Friday, September 23, 2005

Mysterious Fruit


Normally, I take the same route to work every day. A creature of habit, I know. But that seems to be the most direct way, and time is of the essence in the morning! I pass a row of crabapple trees along one street. They have been there a long time, and someone is looking after them, since they have been pruned this spring. I have picked the apples for a couple of years; they are the bright red ones, and right now, just after the frost, they are fully ripe and quite sweet. I would make some juice from them, and apple sauce. I still have some from last year -- I will make some muffins from them tonight, so I have room for this years' batch! Some years are not as prolific as others, so I have always learned to make good use of nature's bounty, for it is given to us to use. In other years, there may not be any at all.

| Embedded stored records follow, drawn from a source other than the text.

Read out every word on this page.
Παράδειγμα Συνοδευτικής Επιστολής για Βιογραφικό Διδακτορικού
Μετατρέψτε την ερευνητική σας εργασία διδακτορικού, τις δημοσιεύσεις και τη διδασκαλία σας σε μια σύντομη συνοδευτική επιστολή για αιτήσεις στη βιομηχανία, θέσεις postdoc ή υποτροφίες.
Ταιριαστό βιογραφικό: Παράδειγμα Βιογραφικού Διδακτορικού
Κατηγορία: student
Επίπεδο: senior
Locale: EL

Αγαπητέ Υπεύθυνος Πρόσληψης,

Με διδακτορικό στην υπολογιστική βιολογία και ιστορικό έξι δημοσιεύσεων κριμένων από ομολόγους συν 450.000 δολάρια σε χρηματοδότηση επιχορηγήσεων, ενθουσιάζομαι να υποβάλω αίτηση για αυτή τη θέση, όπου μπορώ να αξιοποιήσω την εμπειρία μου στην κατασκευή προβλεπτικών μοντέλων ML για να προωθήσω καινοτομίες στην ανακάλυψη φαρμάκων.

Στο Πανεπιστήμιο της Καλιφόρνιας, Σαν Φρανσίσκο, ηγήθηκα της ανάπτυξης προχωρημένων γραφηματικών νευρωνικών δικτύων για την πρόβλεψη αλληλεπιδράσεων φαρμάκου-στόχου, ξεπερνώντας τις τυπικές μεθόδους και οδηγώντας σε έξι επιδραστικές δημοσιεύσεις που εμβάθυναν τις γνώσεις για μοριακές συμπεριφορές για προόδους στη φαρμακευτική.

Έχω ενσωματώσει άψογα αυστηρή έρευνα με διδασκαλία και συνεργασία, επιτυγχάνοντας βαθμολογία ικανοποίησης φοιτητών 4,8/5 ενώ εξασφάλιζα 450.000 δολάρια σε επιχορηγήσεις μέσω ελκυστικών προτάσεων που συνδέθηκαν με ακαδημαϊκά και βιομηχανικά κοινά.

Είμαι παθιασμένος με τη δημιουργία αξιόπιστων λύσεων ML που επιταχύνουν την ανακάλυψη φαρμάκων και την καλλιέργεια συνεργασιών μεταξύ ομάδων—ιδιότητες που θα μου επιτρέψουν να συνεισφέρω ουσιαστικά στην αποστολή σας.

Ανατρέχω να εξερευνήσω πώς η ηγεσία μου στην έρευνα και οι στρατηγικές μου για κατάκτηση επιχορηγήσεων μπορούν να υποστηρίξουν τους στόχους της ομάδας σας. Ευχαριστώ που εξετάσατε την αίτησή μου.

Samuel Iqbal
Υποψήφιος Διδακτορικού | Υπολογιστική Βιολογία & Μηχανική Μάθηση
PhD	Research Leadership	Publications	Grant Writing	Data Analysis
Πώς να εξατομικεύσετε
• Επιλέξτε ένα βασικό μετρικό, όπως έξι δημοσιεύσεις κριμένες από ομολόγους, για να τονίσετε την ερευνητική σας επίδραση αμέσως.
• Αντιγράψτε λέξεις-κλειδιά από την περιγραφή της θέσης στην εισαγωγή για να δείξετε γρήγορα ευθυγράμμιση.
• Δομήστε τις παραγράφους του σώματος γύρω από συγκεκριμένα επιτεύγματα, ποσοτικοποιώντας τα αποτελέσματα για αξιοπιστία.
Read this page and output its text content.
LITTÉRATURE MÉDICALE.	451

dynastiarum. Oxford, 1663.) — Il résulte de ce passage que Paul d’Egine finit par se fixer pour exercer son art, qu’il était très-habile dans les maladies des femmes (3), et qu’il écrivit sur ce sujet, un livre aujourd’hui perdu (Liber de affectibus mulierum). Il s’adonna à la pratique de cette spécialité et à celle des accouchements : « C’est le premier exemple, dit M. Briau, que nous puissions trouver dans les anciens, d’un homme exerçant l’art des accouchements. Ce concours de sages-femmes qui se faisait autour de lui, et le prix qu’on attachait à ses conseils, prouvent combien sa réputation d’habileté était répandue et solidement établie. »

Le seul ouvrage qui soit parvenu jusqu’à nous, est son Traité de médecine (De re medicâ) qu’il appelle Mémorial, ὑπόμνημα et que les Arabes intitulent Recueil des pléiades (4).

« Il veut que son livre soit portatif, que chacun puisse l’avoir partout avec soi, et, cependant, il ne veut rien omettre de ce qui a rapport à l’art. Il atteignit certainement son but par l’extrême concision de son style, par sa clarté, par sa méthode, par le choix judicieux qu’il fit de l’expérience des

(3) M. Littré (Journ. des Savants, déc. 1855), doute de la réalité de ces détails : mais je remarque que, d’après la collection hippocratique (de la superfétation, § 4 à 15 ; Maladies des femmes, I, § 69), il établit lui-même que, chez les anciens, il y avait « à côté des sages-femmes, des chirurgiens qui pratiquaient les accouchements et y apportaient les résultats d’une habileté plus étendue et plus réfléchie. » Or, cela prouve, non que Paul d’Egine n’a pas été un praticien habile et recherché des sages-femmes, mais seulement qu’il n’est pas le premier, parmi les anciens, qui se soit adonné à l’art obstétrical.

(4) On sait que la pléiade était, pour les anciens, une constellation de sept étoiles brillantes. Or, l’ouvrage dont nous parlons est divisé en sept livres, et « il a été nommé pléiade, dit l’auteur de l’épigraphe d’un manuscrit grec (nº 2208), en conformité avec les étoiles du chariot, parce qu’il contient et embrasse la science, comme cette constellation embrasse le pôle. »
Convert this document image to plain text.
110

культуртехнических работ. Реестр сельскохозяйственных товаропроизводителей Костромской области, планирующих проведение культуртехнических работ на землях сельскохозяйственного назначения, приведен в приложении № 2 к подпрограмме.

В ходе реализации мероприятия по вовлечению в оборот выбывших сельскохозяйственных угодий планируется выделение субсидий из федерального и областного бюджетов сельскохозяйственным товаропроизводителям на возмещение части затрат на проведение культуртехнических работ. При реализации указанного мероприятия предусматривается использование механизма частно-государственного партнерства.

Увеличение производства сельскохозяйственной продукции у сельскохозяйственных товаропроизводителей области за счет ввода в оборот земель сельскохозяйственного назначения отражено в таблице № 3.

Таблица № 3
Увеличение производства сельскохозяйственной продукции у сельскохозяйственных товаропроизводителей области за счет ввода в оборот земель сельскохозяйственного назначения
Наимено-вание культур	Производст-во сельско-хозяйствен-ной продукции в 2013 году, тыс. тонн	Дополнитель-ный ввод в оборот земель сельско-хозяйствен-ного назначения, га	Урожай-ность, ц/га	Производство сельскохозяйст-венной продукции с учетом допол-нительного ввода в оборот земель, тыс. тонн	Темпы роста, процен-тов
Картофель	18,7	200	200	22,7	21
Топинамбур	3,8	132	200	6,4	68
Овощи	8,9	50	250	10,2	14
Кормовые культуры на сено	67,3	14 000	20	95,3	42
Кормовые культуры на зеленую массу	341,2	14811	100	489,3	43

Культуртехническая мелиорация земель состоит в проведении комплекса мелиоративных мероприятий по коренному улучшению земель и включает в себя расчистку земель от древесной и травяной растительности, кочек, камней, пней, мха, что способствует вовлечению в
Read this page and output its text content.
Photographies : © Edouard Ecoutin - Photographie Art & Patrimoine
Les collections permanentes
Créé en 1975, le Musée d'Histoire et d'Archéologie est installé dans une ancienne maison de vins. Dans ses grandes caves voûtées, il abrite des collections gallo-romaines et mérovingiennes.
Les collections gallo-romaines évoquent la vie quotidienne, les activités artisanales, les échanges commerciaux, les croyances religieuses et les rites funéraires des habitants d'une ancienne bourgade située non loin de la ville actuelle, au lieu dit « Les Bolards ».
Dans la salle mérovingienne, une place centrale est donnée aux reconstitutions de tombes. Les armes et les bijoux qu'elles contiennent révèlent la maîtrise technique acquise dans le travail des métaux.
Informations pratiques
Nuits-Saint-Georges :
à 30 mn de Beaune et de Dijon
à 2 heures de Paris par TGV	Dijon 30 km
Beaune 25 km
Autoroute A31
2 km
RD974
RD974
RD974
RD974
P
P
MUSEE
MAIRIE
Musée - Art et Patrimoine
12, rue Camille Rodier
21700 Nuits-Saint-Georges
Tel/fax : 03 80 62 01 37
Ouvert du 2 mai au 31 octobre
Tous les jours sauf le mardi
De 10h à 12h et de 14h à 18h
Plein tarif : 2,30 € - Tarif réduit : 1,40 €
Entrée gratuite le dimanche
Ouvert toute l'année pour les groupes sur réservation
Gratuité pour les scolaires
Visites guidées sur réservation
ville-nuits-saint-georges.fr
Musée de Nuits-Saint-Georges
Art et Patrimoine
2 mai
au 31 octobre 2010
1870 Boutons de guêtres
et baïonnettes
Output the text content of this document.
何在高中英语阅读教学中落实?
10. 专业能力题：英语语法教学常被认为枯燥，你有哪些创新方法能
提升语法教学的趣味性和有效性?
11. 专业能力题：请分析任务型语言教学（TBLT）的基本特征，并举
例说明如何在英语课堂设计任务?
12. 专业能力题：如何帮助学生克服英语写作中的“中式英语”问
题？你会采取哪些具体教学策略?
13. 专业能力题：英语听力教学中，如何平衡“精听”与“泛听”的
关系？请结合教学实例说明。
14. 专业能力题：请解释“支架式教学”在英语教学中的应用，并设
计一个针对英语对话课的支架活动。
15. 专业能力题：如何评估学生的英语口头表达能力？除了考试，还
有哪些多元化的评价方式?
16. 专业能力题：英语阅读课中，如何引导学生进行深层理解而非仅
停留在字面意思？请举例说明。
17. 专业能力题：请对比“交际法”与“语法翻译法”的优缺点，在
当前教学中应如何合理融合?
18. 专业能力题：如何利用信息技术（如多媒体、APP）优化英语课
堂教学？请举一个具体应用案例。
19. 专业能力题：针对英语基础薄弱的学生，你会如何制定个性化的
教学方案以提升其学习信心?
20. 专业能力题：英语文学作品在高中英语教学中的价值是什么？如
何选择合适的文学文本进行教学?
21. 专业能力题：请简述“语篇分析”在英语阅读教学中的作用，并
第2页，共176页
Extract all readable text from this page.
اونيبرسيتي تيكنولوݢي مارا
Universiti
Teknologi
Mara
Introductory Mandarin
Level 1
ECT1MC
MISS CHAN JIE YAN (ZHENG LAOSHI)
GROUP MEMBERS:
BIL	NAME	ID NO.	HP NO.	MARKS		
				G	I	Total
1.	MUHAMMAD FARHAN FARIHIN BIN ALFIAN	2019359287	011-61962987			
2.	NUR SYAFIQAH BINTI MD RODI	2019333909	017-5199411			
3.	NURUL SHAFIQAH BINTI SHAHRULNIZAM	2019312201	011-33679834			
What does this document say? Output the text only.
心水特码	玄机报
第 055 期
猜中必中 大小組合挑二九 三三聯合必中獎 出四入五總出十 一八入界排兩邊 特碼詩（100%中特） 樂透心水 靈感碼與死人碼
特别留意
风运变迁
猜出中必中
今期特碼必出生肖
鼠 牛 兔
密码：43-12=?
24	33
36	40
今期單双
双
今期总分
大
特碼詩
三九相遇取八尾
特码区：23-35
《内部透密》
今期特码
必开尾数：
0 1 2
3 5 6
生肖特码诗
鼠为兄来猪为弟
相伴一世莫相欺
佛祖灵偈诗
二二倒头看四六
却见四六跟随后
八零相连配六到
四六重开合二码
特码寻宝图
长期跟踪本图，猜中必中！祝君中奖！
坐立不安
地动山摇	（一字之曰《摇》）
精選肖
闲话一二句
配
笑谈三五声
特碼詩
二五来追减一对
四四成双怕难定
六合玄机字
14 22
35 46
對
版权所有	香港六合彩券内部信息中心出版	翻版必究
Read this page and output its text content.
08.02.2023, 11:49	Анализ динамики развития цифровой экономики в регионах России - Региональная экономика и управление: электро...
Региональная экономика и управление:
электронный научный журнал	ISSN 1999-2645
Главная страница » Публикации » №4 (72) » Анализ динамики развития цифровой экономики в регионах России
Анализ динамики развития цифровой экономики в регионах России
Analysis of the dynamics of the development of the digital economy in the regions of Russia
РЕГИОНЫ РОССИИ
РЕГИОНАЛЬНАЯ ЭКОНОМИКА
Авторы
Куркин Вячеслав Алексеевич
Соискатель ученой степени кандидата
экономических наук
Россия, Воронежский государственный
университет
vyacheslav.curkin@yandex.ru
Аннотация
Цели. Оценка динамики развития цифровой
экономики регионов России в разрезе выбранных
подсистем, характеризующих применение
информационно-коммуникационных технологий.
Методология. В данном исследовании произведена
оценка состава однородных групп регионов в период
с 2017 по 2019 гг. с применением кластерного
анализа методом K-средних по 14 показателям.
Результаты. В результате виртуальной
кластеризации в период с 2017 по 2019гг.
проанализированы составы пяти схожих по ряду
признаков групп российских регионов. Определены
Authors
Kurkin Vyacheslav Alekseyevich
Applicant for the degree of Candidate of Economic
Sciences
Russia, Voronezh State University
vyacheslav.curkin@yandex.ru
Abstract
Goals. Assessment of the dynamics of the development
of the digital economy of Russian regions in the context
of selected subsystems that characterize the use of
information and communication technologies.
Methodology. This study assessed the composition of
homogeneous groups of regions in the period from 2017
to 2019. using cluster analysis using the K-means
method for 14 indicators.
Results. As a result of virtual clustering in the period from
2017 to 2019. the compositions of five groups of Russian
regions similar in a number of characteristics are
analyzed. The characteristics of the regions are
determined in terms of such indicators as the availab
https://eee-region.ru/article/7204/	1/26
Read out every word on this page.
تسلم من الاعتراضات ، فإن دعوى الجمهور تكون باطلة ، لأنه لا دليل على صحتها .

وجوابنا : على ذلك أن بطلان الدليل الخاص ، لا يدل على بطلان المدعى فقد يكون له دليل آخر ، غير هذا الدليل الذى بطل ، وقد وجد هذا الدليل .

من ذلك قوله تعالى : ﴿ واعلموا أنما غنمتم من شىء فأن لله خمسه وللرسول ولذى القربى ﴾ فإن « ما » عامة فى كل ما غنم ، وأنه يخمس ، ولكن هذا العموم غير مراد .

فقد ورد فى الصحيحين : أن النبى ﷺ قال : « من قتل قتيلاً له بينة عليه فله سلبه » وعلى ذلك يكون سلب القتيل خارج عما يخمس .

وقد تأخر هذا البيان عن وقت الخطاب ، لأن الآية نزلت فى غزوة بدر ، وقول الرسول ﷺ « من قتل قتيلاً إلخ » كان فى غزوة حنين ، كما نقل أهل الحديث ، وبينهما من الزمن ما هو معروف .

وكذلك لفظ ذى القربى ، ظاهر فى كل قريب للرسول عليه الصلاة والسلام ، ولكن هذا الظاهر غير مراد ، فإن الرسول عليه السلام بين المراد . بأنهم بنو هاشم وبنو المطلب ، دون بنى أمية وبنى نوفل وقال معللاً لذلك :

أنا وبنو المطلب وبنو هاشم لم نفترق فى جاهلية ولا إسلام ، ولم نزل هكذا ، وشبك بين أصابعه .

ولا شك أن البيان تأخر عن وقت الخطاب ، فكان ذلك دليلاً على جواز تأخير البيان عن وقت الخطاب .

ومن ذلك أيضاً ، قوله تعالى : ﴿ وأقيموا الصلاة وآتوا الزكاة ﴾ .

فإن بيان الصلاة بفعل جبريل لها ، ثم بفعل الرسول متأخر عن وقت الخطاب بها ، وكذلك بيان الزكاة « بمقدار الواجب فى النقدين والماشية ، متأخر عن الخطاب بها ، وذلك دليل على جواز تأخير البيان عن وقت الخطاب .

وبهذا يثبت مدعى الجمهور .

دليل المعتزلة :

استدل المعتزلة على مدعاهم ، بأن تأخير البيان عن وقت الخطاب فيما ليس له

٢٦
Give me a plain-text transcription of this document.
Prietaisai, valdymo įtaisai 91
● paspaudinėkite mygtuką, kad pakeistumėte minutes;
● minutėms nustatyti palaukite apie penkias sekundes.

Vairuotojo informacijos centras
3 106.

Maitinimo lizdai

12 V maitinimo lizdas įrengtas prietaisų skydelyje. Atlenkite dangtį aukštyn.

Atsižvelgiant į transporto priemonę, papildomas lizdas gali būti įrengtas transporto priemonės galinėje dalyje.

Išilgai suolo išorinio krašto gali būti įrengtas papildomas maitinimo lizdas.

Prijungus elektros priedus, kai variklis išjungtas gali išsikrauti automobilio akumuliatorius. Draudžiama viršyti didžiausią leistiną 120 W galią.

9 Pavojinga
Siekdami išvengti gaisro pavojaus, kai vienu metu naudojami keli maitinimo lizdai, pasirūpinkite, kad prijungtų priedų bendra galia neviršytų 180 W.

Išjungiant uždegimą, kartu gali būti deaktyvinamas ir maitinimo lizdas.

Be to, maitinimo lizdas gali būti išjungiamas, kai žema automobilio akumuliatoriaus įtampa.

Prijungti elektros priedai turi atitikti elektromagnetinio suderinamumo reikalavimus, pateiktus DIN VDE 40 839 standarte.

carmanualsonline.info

There are a couple of tiny apples on some trees interspersed among the others. I think they are of some ornamental variety, have wonderful flowers, and maybe are necessary for the others to produce. They are not edible, I don't imagine. At the very end of this row is one tree not like the others. I have looked at it briefly last year, I recall, but it didn't seem to have any decent fruit on it, either too green or too small. So I normally just ignore it.

This year, I don't know why, I stopped to take a good look at what was on the tree. And it has quite a bit of fruit on it, albeit rather small, but interesting nonetheless. I examined a few of them, and many had already fallen off the tree. They were green, and rather hard -- not ripe, I guess. They had the most interesting shape to them! I picked a few the other morning, and gave one each to the girls I work with. I took some home.

Today, I decided to go and pick a whole bunch more. Since there were so many, and they were falling off the tree, I would put them to good use. So I picked a couple bags of the stuff, along with a bag of the red crabapples, and hung them on my bicycle handle-bars and rolled the bike home. No way was I going to try to ride it and balance these heavy bags as well!!

So I am including a pic here for you to try and identify. They look so familiar! Can anyone tell me what they are, and more importantly, if they are edible. I have a box full of them -- now what to do with them all.

1 comment:

Mel said...

I was just looking through your old blog posts and came upon the fruit picture. I'm fairly certain they're green d'anjou pears (they also come in a red variety). My mother's parents have a tree in their back yard, as well as a pair of bosc pear trees. Of course, in South Carolina they ripen just a tad earlier (July or so) than in Alberta.